NailBombJoe has asked for the wisdom of the Perl Monks concerning the following question:

I am using Mailscanner which is a virus/spam filter for email written in perl. I get this error when running Mailscanner. ack! no binary decoder!
at /usr/lib/perl5/site_perl/5.8.3/MIME/Entity.pm line 1851
Any ideas?
Joseph Wagner Network Manager

Replies are listed 'Best First'.
Re: no binary decoder!
by tachyon (Chancellor) on Oct 25, 2004 at 23:57 UTC

    Any ideas?

    Yes, use the source Luke. The error is a croak() so it identifies the caller:

    Entity.pm =1849= ### Get the encoding, defaulting to "binary" if unsupported: =1850= my $encoding = ($self->head->mime_encoding || 'binary'); =1851= my $decoder = best MIME::Decoder $encoding; =1852= $decoder->head($self->head); ### associate with head, i +f any

    OK so the issue is with the call (better written as) MIME::Decoder->best($encoding)

    Decoder.pm sub best { my ($class, $enc, @args) = @_; my $self = $class->new($enc, @args); if (!$self) { usage "unsupported encoding '$enc': using 'binary'"; $self = $class->new('binary') || croak "ack! no binary decoder!"; } $self; }

    So you see that we try to create an object with the passed encoding, and if the call to new returns undef we warn about the unsupported usage and default to binary. Regardless of the initial $enc (could be binary or an unknown) we know we must be calling new() with an enc type of binary and that call is returning false. That's how we get to croak.

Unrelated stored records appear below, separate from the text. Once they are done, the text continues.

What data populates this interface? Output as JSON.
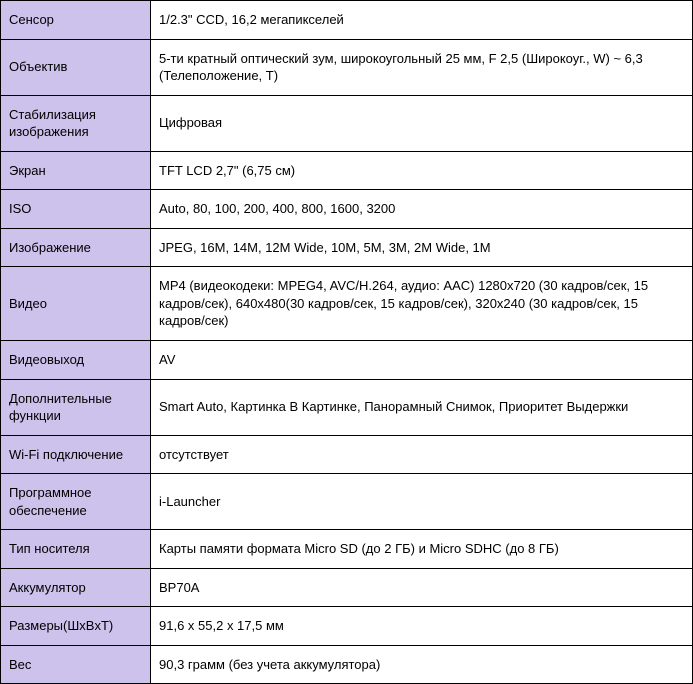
{
  "spec": {
    "rows": [
      {
        "label": "Сенсор",
        "value": "1/2.3\" CCD, 16,2 мегапикселей"
      },
      {
        "label": "Объектив",
        "value": "5-ти кратный оптический зум, широкоугольный 25 мм, F 2,5 (Широкоуг., W) ~ 6,3 (Телеположение, T)"
      },
      {
        "label": "Стабилизация изображения",
        "value": "Цифровая"
      },
      {
        "label": "Экран",
        "value": "TFT LCD 2,7\" (6,75 см)"
      },
      {
        "label": "ISO",
        "value": "Auto, 80, 100, 200, 400, 800, 1600, 3200"
      },
      {
        "label": "Изображение",
        "value": "JPEG, 16M, 14M, 12M Wide, 10M, 5M, 3M, 2M Wide, 1M"
      },
      {
        "label": "Видео",
        "value": "MP4 (видеокодеки: MPEG4, AVC/H.264, аудио: AAC)\n1280x720 (30 кадров/сек, 15 кадров/сек), 640x480(30 кадров/сек, 15 кадров/сек), 320x240 (30 кадров/сек, 15 кадров/сек)"
      },
      {
        "label": "Видеовыход",
        "value": "AV"
      },
      {
        "label": "Дополнительные функции",
        "value": "Smart Auto, Картинка В Картинке, Панорамный Снимок, Приоритет Выдержки"
      },
      {
        "label": "Wi-Fi подключение",
        "value": "отсутствует"
      },
      {
        "label": "Программное обеспечение",
        "value": "i-Launcher"
      },
      {
        "label": "Тип носителя",
        "value": "Карты памяти формата Micro SD (до 2 ГБ) и Micro SDHC (до 8 ГБ)"
      },
      {
        "label": "Аккумулятор",
        "value": "BP70A"
      },
      {
        "label": "Размеры(ШxВxТ)",
        "value": "91,6 x 55,2 x 17,5 мм"
      },
      {
        "label": "Вес",
        "value": "90,3 грамм (без учета аккумулятора)"
      }
    ]
  }
}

    sub new { my ($class, @args) = @_; my ($encoding) = @args; my ($concrete_name, $concrete_path); ### Coerce the type to be legit: $encoding = lc($encoding || ''); ### Get the class: ($concrete_name = $DecoderFor{$encoding}) or return undef; ($concrete_path = $concrete_name.'.pm') =~ s{::}{/}g; ### Create the new object (if we can): my $self = { MD_Encoding => lc($encoding) }; require $concrete_path; bless $self, $concrete_name; $self->init(@args); } ### The stream decoders: %DecoderFor = ( ### Standard... '7bit' => 'MIME::Decoder::NBit', '8bit' => 'MIME::Decoder::NBit', 'base64' => 'MIME::Decoder::Base64', 'binary' => 'MIME::Decoder::Binary', 'none' => 'MIME::Decoder::Binary', 'quoted-printable' => 'MIME::Decoder::QuotedPrint', # snip ); sub init { $_[0]; }

    Now I simply don't see how you can possibly get that error!!! Even if you delete the Binary.pm module! The only way that the new function can return undef is if 'binary' is not in %DecodeFor, or if $self->init(@args) returns undef (it should not for the obvious reason that it returns $self). All I can suggest is putting some debugging warns into the new function to localise the bug and checking the content of %DecodeFor with Data::Dumper just prior to its use. It is a global so perhaps something is stomping on it. That is the only really logical explanation. I can't replicate it on my system, nor would I expect to be able to.

    cheers

    tachyon

      So, if you can't reproduce the error on your system, does that mean there is something wrong with some of my modules or my perl installation?
      Joseph Wagner Network Manager

        It means that you need to debug it, bacause it works for me. As noted the only logical explanation would seem to be stomping on that global hash. It is a very easy path trace that sould be trivial to debug. It won't debug itself. I suggest that there is a problem with the MailScanner application that is using MIME::Tools as both Perl and this Package are pretty damn stable. As suggested put in some debugging code and see what the problem is.

        At the top of the module put: my $DEBUG = 1; $DEBUG && require Data::Dumper; # them place statements like these $DEBUG && warn Data::Dumper::Dumper(\%hash); $DEBUG && warn "Sub foo() got @_\n";

        Once you have found and fixed the problem set $DEBUG = 0; and that code will become inactive.